Friday, July 13, 2007

Caught Up In the Semantic Web

I, Glen Farrelly, went for the second time to the Greater Toronto Web Centric Meetup Group Wednesday evening (the organization brings out a diverse, interesting group of people working in the various components of the Web).

I met a colleague there, Richard, and we got to talking about how already the term Web. 3.0, such a groaner term that it is, is becoming more popular.

Web 3.0 is often used to describe the Semantic Web, which has been around since Tim Berners-Lee started the ball rolling on it in 1999. I'd heard and was excited by the Semantic Web a few years ago, but since it was a theoretically concept, it didn't seem to get a lot of popular attention. Until the last few months it seems.

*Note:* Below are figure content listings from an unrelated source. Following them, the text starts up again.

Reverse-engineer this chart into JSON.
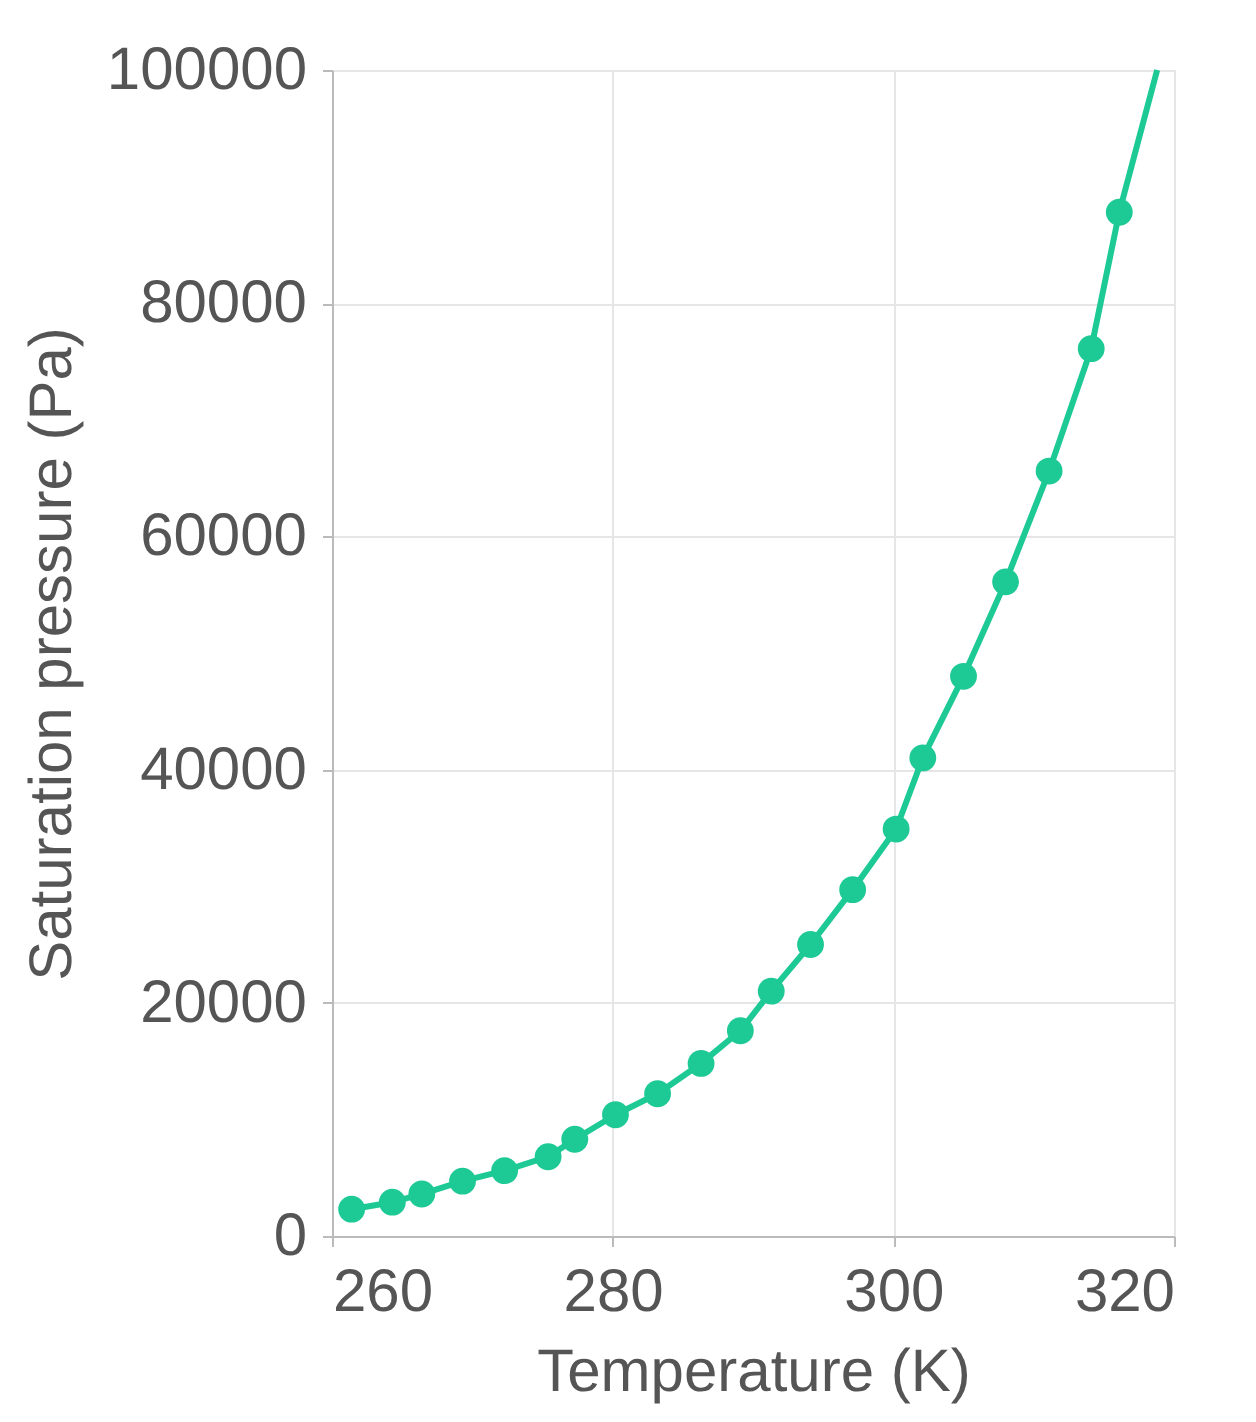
{
  "chart_data": {
    "type": "scatter",
    "xlabel": "Temperature  (K)",
    "ylabel": "Saturation pressure  (Pa)",
    "xlim": [
      260,
      320
    ],
    "xticks": [
      260,
      280,
      300,
      320
    ],
    "ylim": [
      0,
      100000
    ],
    "yticks": [
      0,
      20000,
      40000,
      60000,
      80000,
      100000
    ],
    "grid": true,
    "marker": "circle",
    "series": [
      {
        "type": "line",
        "marker": "none",
        "line_style": "solid",
        "color": "#1dc994",
        "x": [
          261.4,
          264.3,
          266.4,
          269.3,
          272.3,
          275.4,
          277.3,
          280.2,
          283.2,
          286.3,
          289.1,
          291.3,
          294.1,
          297.1,
          300.2,
          302.1,
          305.0,
          308.0,
          311.1,
          314.1,
          316.1,
          318.8
        ],
        "values": [
          2300,
          2900,
          3600,
          4700,
          5600,
          6800,
          8300,
          10400,
          12200,
          14800,
          17600,
          21000,
          25000,
          29700,
          34900,
          41000,
          48000,
          56100,
          65600,
          76100,
          87800,
          100000
        ]
      },
      {
        "color": "#1dc994",
        "x": [
          261.4,
          264.3,
          266.4,
          269.3,
          272.3,
          275.4,
          277.3,
          280.2,
          283.2,
          286.3,
          289.1,
          291.3,
          294.1,
          297.1,
          300.2,
          302.1,
          305.0,
          308.0,
          311.1,
          314.1,
          316.1
        ],
        "values": [
          2300,
          2900,
          3600,
          4700,
          5600,
          6800,
          8300,
          10400,
          12200,
          14800,
          17600,
          21000,
          25000,
          29700,
          34900,
          41000,
          48000,
          56100,
          65600,
          76100,
          87800
        ]
      }
    ]
  }
}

Recently, I'd read an article in Business 2.0 (Business 2.0 is still one of the best magazines covering the Internet topics) by Michael V. Copeland called "Weaving the [Semantic] Web". Since then I found a great, but very long article on the topic by John Borland called A Smarter Web in MIT's Technology Review. Richard also forwarded me a recent conversation with Berners-Lee on the issue in ITWorld Canada.

I don't claim to understand all the complicated science that would enable the Semantic Web, but I do get the need and the possible advantages it promises. Copeland describes the current limations of webpages and existing search technology:

Services like Google do a great job of sifting through all those webpages, but it's up to people to recognize the things they want when they see them in the results... The Web just isn't very smart yet; one webpage is the same as any other. It might have a higher Google ranking, but there's no distinction based on meaning. The semantic Web in the Berners-Lee vision acts more like a series of connected databases, where all information resides in a structured form. Within that structure is a layer of description that adds meaning that the computer can understand.


Borland expands on how the semantic web would work and the benefits:

[it] would provide a way to classify individual bits of online data such as pictures, text, or database entries but would define relationships between classification categories as well. Dictionaries and thesauruses called "ontologies" would translate between different ways of describing the same types of data, such as "post code" and "zip code." All this would help computers start to interpret Web content more efficiently. In this vision, the Web would take on aspects of a database, or a web of databases. Databases are good at providing simple answers to queries because their software understands the context of each entry. "One Main Street" is understood as an address, not just random text. Defining the context of online data just as clearly--labeling a cat as an animal, and a veterinarian as an animal doctor, for example--could result in a Web that computers could browse and understand much as humans do...

With computers able to read webpages more effectively, they'll be able to automate things for us such as finding the cheapest price on something or organizing an evening out with friends.

But if it only results in a simple query on a search engine not returning a gazilon results and make me scour for pages to find good information, then the Semantic Web is a winner to me.

2 comments:

Anonymous said...

Hmmm ... interesting concept

I have two immediate reactions:

(1) This is likely to make the creation of webpages that are readable by this sort of software much more complicated to produce and maintain -- thus moving the whole process away from small-time retail outlets and amateurs. This may be good for pros like you, but one of the things I really like about the Web is its egalitarian nature -- the way that even really small outlets (Mom & Pop stores, little churches, etc.) can have a reasonable web-presence. I think this would likely be lost in the Web 3 scenario.

(2) To some extent this kind of idea drives the search engines that offer to sort news articles according to your own personal tastes. There's a huge debate among journalists and editors about the value and limitations of that sort of presentation ... and the need still for human editors. It sort of sounds like the Web 3 you're talking about builds on this idea ... and comes with all the limitations that Google News currently still has

Glen Farrelly said...

Interesting points you raised!

Regarding your first point, I think webpages could become much more structured as a result. Webpages now are essentially just text (and graphics) with instructions on how that text should look (and behave). While adding some sort of structure would make webpages much more readable to machines, they could make them harder to create - though software would no doubt arise to help us out (eg. there has been good XML editors out there for awhile, something similar could work for this) In all likelihood though it won't be all text on a page that would need this structure just certain fields on a page eg. prices, event info, names, keywords, etc. - the type of info we'd be most apt to search for.

Any solution like this would probably not be forced on website creators, but would take years and years to phase in on an optional basis.

Due to these and other limitations, I believe that artificial intelligence type solutions that are currently being pursued will be more likely to deliver.

Regarding your second point, it is a bit frightening when robots start choosing the info for us that is relevant and thus seen, whether news or otherwise (visions of The Matrix). But then newscasters have been picking the news for us on TV and they somehow feel endless coverage of Anna Nicole, Paris Hilton, Britney Spears, is most relevant. Considering this, I'll take my chances with the robots!